Mauersegler - Christoph Poschenrieder

  • Mauersegler
    Christoph Poschenrieder
    Diogenes
    ISBN: 3257069340
    224 Seiten, 22 Euro

    Über den Autor: Christoph Poschenrieder, geboren 1964 bei Boston, studierte an der Hochschule für Philosophie der Jesuiten in München. Danach besuchte er die Journalistenschule an der Columbia University, New York. Seit 1993 arbeitet er als freier Journalist und Autor von Dokumentarfilmen. Heute konzentriert er sich auf das literarische Schreiben. Sein Debüt ›Die Welt ist im Kopf‹ mit dem jungen Schopenhauer als Hauptfigur erhielt hymnische Besprechungen und war auch international erfolgreich. Mit ›Das Sandkorn‹ war er 2014 für den Deutschen Buchpreis nominiert. Christoph Poschenrieder lebt in München.

    Kurzbeschreibung: Fünf ältere wohlsituierte Herren, die Angst vor dem Verlust der Selbstbestimmung im Alter haben, gründen eine Alten-WG. Sie haben ihre Kindheit zusammen verbracht und sich auch in ihrem Berufsleben nicht aus den Augen verloren. Ihre letzten Jahre wollen sie mit gutem Wein und Zigarren verbringen, statt in einer Seniorenresidenz in Hausschuhen Malventee und Breikost serviert zu bekommen. In ihrer WG gibt es eine Absprache; wenn die Zeit gekommen ist, gibt es einen letzten Freundschaftsdienst, der geleistet werden muss…

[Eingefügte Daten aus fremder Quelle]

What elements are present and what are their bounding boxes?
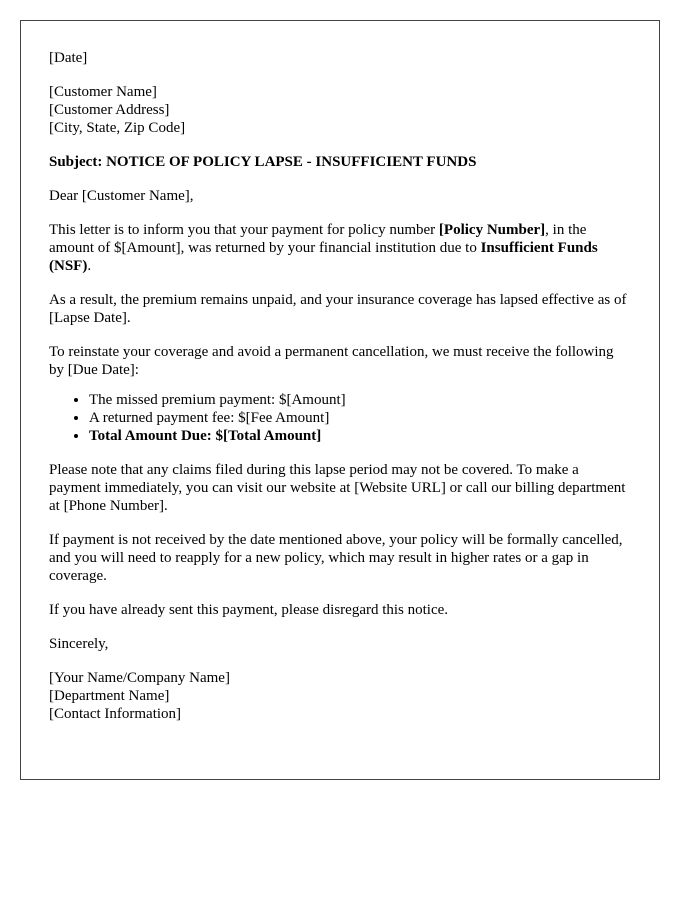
list-item-total-due: • Total Amount Due: $[Total Amount]	[89, 427, 631, 445]
list-item-returned-fee: • A returned payment fee: $[Fee Amount]	[89, 409, 631, 427]
customer-name: [Customer Name]	[49, 84, 157, 100]
customer-address: [Customer Address]	[49, 102, 170, 118]
paragraph-text: .	[87, 258, 92, 274]
paragraph-cancellation-warning	[49, 531, 631, 585]
signature-block	[49, 669, 631, 723]
paragraph-claims-notice	[49, 461, 631, 515]
greeting-text: Dear [Customer Name],	[49, 188, 194, 204]
paragraph-text: This letter is to inform you that your payment for policy number	[49, 222, 439, 238]
recipient-address-block	[49, 83, 631, 137]
signature-department: [Department Name]	[49, 688, 170, 704]
nsf-reason: Insufficient Funds (NSF)	[49, 240, 598, 274]
policy-number: [Policy Number]	[438, 222, 546, 238]
paragraph-text: To reinstate your coverage and avoid a permanent cancellation, we must receive the following by [Due Date]:	[49, 344, 614, 378]
list-item-missed-premium: • The missed premium payment: $[Amount]	[89, 391, 631, 409]
letter-date: [Date]	[49, 50, 88, 66]
date-block	[49, 49, 631, 67]
paragraph-disregard	[49, 601, 631, 619]
signature-name: [Your Name/Company Name]	[49, 670, 230, 686]
paragraph-reinstate	[49, 343, 631, 379]
greeting	[49, 187, 631, 205]
amounts-due-list	[49, 391, 631, 445]
closing-text: Sincerely,	[49, 636, 109, 652]
paragraph-text: Please note that any claims filed during this lapse period may not be covered. To make a payment immediately, you can visit our website at [Website URL] or call our billing department at [Phone Number].	[49, 462, 626, 514]
subject-label: Subject:	[49, 154, 103, 170]
paragraph-text: As a result, the premium remains unpaid, and your insurance coverage has lapsed effective as of [Lapse Date].	[49, 292, 627, 326]
paragraph-text: If payment is not received by the date mentioned above, your policy will be formally cancelled, and you will need to reapply for a new policy, which may result in higher rates or a gap in coverage.	[49, 532, 623, 584]
paragraph-text: If you have already sent this payment, please disregard this notice.	[49, 602, 449, 618]
subject-text: NOTICE OF POLICY LAPSE - INSUFFICIENT FUNDS	[102, 154, 477, 170]
signature-contact: [Contact Information]	[49, 706, 182, 722]
subject-line	[49, 153, 631, 171]
closing	[49, 635, 631, 653]
city-state-zip: [City, State, Zip Code]	[49, 120, 186, 136]
letter-page	[20, 20, 660, 780]
paragraph-text: , in the amount of $[Amount], was returned by your financial institution due to	[49, 222, 587, 256]
paragraph-coverage-lapsed	[49, 291, 631, 327]
paragraph-payment-returned	[49, 221, 631, 275]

    Meine Meinung: Zitat: „Seltsam. Alle haben Angst vor dem Tod, aber keiner macht sich Gedanken, wo er vor seiner Geburt gewesen ist. Wohin die Lebensreise führt, scheint so viel wichtiger, als die Frage, woher wir kommen. Die Unendlichkeit vorher – ohne mich – kann doch wohl genauso wenig schrecklich sein, wie die Unendlichkeit nachher – ohne mich. Oder?“

    Diese philosophische Frage stellt sich Carl am Anfang des Buches. Er, der gealterte Journalist und Mitbewohner dieser ungewöhnlichen Wohngemeinschaft, ist der Erzähler dieses Romans, der sich mit dem Thema Altern und Sterben auseinander setzt. Die Idee für solch eine Alten-WG schwelt schon einige Zeit bei den alten Herren und irgendwann machen sie es wahr. Sie können es sich schließlich leisten und so ziehen sie in eine Villa mit Seeblick und genießen fortan ihre Zeit. Doch natürlich lässt sich der körperliche Verfall nicht aufhalten und so berichtet Carl, wie jeder von ihnen auf eine andere Art und Weise nachlässt. Sie sind sich alle einig, so selbstbestimmt, wie sie am Schluss gelebt haben, soll auch ihr Tod werden und so tüftelt Ernst, der ehemalige Software-Unternehmer ein Computer-Programm aus, das ihnen weiterhelfen soll. Das „Todesengel-Programm“.

    Die Erzählweise ist geprägt von einem Humor, den man manchmal durchaus als Galgenhumor bezeichnen könnte. Carl und seine Freunde haben alles erreicht, was sie erreichen wollten und aufgrund ihrer Abmachung nichts zu verlieren. Und so steuern sie mit einer Art Gelassenheit auf ihr unvermeidliches Ende zu und haben durch den Schutz ihrer Freundschaft, durch die Gewissheit, sich in einem geschützten Bereich aufzuhalten, die Freiheit, das Leben und das Sterben mit Humor zu sehen.


    Trotzdem ist „Mauersegler“ kein Buch, das sich über das Altern lustig macht. Oft sind auch leise Töne zu finden, werden nachdenklich stimmende Gedanken geäußert. Die philosophischen Denkansätze, die interessante Handlung und die etwas ungewöhnliche Herangehensweise an einen nicht zu unterschätzenden Lebensabschnitt, dessen unvermeidliches Kommen wir nur allzu gern weit von uns schieben, machen dieses Buch so lesenswert. 10 Eulenpünktchen von mir dafür.